The US space agency on Saturday postponed until September the launch of space probe Dawn on its eight-year mission to unlock the mysteries of the origins of our solar system.
It was the second delay for the mission in as many days.
"Primary reasons for the move were a combination of highly limited launch opportunities for Dawn in July and the potential impact to launch preparations for the upcoming Phoenix Mars Lander mission, set for early August," NASA said in a statement.
"A September launch for Dawn maintains all of the science mission goals a July launch would have provided," NASA further assured.
Dawn's launch was originally scheduled for Saturday, but because of weather was first delayed until Monday.
Even then, NASA said, a ship that was tasked with tracking the probe's launch into orbit would not have been in place by Monday as expected.

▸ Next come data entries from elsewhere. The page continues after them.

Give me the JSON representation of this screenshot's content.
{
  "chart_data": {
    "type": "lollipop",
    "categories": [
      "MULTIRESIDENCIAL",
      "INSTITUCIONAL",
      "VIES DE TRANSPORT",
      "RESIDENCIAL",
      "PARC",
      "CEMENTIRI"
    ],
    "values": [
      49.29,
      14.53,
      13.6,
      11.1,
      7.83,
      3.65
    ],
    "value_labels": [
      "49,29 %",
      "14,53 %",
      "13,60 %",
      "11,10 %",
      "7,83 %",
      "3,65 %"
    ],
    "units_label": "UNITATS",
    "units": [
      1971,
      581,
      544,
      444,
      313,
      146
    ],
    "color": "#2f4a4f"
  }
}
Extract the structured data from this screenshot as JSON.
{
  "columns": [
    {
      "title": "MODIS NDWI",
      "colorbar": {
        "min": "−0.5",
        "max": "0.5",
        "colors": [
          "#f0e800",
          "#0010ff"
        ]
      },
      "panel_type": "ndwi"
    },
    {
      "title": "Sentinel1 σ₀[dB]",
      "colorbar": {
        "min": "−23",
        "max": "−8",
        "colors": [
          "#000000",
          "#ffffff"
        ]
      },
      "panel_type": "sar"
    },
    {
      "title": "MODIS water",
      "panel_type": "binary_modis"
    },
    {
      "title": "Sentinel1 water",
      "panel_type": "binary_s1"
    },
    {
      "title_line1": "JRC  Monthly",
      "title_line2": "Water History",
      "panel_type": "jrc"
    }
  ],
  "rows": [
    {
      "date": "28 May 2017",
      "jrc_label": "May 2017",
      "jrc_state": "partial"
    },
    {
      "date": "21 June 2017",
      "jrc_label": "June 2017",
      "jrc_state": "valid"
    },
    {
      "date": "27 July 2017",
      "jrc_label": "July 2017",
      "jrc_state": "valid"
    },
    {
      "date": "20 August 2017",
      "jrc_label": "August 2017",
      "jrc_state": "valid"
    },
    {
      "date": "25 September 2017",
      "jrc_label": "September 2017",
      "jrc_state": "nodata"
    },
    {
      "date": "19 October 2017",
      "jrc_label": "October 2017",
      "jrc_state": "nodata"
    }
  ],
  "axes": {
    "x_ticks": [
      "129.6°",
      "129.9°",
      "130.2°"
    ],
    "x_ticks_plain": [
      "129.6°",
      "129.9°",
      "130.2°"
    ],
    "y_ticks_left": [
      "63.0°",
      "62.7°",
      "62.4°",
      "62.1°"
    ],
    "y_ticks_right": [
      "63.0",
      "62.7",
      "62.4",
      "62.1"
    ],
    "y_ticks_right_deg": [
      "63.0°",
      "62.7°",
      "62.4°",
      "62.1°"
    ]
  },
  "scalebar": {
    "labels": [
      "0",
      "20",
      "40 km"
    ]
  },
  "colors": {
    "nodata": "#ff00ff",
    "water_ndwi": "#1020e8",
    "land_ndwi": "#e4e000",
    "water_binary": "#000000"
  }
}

Dawn's eight-year mission will shed light on the earliest moments in the birth of the solar system 4.6 billion years ago by examining the two celestial bodies Ceres and Vesta in the asteroid belt between Mars and Jupiter.
Dawn is scheduled to enter orbit around Vesta in October 2011, proceed to Ceres in May 2012 and then begin orbiting Ceres in February 2015 -- traveling a total distance of 5.1 billion kilometers.
Dawn's launch window, said NASA earlier, will remain open until the end of October, when the two asteroids begin pulling away from each other, making a rendezvous with both practically impossible.
This will be the first NASA mission to orbit two separate objects.
NASA says the mission should provide a better understanding of the building blocks that formed the terrestrial planets and how the two "protoplanets" followed different evolutionary paths.
The space explorer, measuring 1.6m long and 1.3m wide when its solar array is retracted, is equipped with two spectrometers and a high-definition camera to study the two massive asteroids.
The Dawn project had once been canceled but NASA revived it in 2006 after an investment of US$449 million.